Et puis, dans les premiers temps de son mariage, et encore aujourd'hui, la jeune Reine espérait, avait espéré, que s'habituer à la vie de la Cour la ferait rentrer dans les grâces de son époux. Peine perdue, de toute évidence, mais Marie-Thérèse ne se décourageait pas.

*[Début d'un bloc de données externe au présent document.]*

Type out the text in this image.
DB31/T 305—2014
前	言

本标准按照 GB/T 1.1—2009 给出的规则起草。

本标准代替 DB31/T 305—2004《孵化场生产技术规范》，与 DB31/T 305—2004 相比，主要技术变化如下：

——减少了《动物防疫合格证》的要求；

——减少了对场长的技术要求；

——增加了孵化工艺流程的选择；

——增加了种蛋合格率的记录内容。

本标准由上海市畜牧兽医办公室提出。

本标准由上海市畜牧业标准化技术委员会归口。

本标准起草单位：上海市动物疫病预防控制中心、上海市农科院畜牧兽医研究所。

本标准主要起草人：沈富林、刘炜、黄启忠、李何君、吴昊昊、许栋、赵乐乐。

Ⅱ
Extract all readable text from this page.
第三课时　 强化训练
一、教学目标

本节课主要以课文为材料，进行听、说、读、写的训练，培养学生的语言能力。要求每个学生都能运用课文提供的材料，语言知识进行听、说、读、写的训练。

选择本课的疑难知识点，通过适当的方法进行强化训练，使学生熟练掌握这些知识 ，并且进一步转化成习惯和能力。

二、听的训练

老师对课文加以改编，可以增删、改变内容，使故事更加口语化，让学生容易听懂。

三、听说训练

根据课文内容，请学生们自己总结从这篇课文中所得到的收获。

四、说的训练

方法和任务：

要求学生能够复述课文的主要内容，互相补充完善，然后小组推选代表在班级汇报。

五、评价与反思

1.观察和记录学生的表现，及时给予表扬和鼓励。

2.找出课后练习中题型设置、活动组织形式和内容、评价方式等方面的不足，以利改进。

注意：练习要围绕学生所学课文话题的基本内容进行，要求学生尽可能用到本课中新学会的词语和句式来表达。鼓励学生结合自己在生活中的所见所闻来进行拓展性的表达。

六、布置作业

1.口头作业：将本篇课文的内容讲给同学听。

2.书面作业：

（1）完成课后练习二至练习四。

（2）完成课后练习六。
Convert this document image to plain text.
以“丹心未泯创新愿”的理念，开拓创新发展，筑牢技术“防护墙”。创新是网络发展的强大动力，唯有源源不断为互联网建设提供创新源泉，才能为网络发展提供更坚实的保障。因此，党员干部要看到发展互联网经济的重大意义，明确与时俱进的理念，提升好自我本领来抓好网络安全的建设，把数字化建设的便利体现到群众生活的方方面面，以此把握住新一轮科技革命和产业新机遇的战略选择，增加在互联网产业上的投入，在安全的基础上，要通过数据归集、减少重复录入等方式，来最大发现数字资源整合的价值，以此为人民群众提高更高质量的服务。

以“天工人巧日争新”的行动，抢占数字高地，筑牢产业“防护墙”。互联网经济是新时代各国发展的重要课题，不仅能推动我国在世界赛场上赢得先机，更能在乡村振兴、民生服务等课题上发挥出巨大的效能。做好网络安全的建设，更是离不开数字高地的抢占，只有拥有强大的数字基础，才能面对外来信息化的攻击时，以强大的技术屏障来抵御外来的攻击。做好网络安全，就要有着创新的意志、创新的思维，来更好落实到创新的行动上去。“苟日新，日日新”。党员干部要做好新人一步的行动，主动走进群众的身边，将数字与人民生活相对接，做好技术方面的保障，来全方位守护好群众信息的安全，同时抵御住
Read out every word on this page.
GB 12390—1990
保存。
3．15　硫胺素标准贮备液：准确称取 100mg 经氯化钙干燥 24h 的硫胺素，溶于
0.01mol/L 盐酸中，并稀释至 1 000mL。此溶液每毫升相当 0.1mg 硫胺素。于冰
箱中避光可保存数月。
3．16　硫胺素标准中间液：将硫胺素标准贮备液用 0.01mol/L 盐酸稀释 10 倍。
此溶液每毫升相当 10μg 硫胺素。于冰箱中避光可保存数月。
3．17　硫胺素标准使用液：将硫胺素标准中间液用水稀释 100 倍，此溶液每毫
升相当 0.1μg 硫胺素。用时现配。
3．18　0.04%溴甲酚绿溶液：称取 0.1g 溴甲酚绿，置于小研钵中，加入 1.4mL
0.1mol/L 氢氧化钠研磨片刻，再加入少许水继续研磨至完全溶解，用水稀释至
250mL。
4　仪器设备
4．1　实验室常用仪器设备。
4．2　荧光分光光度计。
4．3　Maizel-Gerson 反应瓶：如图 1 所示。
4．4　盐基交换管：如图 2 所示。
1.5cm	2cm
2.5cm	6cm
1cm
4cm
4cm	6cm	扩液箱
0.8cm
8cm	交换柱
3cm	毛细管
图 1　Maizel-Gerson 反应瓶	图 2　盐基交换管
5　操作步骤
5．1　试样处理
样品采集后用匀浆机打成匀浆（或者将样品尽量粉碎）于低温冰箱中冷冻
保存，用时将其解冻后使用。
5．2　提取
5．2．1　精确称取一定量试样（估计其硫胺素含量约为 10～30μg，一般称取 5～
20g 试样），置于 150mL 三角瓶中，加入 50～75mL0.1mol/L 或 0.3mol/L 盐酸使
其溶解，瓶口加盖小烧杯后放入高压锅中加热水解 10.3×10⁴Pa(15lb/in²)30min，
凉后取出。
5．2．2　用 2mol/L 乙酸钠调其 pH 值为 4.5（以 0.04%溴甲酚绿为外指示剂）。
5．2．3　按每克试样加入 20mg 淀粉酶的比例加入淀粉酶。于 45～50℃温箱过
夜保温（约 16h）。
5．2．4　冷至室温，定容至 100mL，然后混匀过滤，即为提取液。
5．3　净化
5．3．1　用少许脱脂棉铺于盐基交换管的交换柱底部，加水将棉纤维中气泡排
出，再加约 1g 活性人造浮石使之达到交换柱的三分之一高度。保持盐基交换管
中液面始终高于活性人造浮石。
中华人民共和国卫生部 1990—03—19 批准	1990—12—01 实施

Si il lui arrivait de balayer quelques convenances, comme l'instant auparavant lorsqu'elle avait interpellé Evangeline, elle essayait de rester dans les règles imparties. La maladresse qui était sienne, par moment et cela malgré sa bonne volonté, ne l'y aidait pas toujours. De la même manière, la langue, ce français qu'elle ne maîtrisait pas encore tout à fait aussi bien qu'elle l'aurait voulu, ne l'aidait pas. Elle ne parvenait pas toujours à comprendre réellement les nuances de notre belle langue et il lui arrivait aussi de s'embrouiller avec la syntaxe ou la grammaire...
Marie-Thérèse sourit légèrement lorsque la vicomtesse s'excusa de son absence. Bien, elle réagissait tout à fait comme la jeune femme s'y attendait. Ce n'était pas étonnant, finalement. La jeune femme ne semblait pas déroger aux règles et paraissait même d'un classicisme qui pouvait parfois étonner... Dans une mesure somme toute bien réduite!
La jeune Reine hocha la tête. Elle ne souhaitait pas, en effet, que cette rencontre tournât au pugilat verbal. Sa volonté était même toute autre. Elle avait bien conscience, que sa position, bien que assurée, n'avait pas réellement d'emprise sur la Cour. Le mince pouvoir qui lui était attribué ne devait pas faire peur à la vicomtesse. Et même si Amy of Leeds, la maîtresse de son époux, était liée à Evangeline de Comborn, Marie-Thérèse ne pouvait se permettre de se la mettre à dos.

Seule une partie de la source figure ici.